DigiPresHack: Formats & Tools Hackathon
Andrew N. Jackson
To effectively capture and preserve the web, we need to understand the formats and protocols of the web, and the tools that can be used to manage them over time. This need has manifested itself via a range of digital preservation tool and format registries and test corpora, but so far these have only represented a partial success. Many registries have been developed but have failed to take hold, and those that have succeeded are those that have sought to identify, support and recognised those individuals willing to spend time contributing their effort and knowledge.
The idea of this DigiPresHack is to support those who wish to contribute in this area by providing a supportive environment and a clear framework for contribution. The hackathon format would be a one-day workshop in the ‘unconference’ style. Suggested activities would include:
- Generating example test files for various formats, e.g.
- WARC and ARC files demonstrating the different de-duplication methods
- HTML files demonstrating particular features, ideally accompanied by screenshots to capture the results (e.g. using emulators for old browsers).

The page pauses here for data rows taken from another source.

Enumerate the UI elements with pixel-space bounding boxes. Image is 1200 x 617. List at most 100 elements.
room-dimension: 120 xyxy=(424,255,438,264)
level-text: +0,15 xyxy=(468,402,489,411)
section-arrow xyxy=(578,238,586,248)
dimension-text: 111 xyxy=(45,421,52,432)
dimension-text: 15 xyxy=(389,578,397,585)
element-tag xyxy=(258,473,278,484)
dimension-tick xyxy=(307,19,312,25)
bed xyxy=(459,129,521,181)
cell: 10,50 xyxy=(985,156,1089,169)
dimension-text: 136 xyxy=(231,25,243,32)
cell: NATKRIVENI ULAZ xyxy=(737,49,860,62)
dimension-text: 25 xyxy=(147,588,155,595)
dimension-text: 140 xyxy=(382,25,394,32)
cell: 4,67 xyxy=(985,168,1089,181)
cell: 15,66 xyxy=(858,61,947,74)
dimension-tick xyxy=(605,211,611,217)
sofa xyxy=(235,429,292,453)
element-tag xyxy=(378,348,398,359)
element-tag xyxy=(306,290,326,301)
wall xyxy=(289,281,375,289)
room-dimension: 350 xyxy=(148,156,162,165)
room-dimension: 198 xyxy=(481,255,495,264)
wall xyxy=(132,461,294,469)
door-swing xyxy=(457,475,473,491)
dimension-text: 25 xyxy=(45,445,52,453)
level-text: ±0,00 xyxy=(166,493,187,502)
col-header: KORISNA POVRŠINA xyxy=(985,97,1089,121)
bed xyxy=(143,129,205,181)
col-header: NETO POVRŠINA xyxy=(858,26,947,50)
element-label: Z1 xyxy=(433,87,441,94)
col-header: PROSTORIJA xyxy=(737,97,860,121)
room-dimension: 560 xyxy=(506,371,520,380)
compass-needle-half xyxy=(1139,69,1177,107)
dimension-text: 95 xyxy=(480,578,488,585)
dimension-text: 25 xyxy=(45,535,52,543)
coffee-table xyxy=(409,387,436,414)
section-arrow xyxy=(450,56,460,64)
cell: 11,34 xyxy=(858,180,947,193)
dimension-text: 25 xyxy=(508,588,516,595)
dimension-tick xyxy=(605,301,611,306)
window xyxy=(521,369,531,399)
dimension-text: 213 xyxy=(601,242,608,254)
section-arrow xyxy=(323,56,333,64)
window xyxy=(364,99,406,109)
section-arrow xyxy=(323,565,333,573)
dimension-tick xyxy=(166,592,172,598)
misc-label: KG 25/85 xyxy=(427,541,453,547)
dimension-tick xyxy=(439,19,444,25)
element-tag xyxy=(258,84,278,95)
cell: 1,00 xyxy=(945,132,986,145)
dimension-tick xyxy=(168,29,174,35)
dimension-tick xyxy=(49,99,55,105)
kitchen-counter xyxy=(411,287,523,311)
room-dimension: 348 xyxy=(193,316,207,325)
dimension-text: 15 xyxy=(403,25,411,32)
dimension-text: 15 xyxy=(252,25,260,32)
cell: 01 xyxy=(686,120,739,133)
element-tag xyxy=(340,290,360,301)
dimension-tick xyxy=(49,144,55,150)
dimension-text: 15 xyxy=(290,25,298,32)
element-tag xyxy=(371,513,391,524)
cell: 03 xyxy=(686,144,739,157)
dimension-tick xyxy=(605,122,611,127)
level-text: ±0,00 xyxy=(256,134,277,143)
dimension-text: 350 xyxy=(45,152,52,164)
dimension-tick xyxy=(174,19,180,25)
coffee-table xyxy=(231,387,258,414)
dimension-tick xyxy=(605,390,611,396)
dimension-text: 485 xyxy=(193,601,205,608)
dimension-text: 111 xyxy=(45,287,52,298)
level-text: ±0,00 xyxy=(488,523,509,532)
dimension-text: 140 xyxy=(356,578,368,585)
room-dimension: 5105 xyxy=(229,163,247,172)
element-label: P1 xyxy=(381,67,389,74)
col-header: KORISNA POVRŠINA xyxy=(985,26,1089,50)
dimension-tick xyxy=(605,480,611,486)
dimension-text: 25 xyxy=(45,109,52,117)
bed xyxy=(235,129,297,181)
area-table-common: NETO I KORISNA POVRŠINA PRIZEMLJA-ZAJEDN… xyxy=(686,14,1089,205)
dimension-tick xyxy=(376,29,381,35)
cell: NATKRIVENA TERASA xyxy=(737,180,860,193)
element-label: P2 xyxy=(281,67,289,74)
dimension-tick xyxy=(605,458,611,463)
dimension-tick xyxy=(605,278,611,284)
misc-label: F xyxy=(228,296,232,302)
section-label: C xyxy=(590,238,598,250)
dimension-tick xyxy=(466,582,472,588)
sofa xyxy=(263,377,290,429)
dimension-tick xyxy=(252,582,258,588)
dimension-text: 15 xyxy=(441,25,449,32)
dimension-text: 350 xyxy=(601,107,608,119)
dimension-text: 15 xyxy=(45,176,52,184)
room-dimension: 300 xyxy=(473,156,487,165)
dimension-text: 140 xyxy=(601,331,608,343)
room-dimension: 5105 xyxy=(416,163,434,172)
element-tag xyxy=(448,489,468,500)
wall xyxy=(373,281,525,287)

oExtending the Archival Acid Test suite: https://github.com/machawk1/archivalAcidTest
- Extending the PWG database, possibly combining it with the newly-developed PET tools (https://github.com/pericles-project/pet)
- Review and/or add web archiving tool information to COPTR (http://coptr.digipres.org/)
- Document difficult or particularly interesting/challenging formats (http://fileformats.archiveteam.org)
- Extend the aggregations and visualisations at http://www.digipres.org/ in order to be able to see how far we’ve come.
To go ahead, this hackathon would require some additional funding to bring in appropriate individuals who could facilitate this event and who would not otherwise be able to attend. If possible, modest prizes for significant contributions could help build momentum. Ideally, we could use a webcast/hangout or similar to enable engagement by those who cannot attend.
These are tasks that only require basic technical skills and a willingness to learn how to document their findings. We would perform basic tasks where we create test files and check how they are rendered.
- Making example test files.
- Checking if existing files still render in different software versions.
- This could also include using the UKWA format index to hunt down the more obscure formats.
- Taking screenshots.
- Adding test files to a suitable corpus (e.g. OPF format corpus).
- Adding documentation to File Formats Wiki where it concerns formats and access etc.
- Adding documentation to COPTR where it concerns running preservation tasks (rather than access)
Goal is to better understand formats and software dependencies and document genuine preservation risks.
Improving tools, making new ID signatures in forms suitable for PRONOM etc.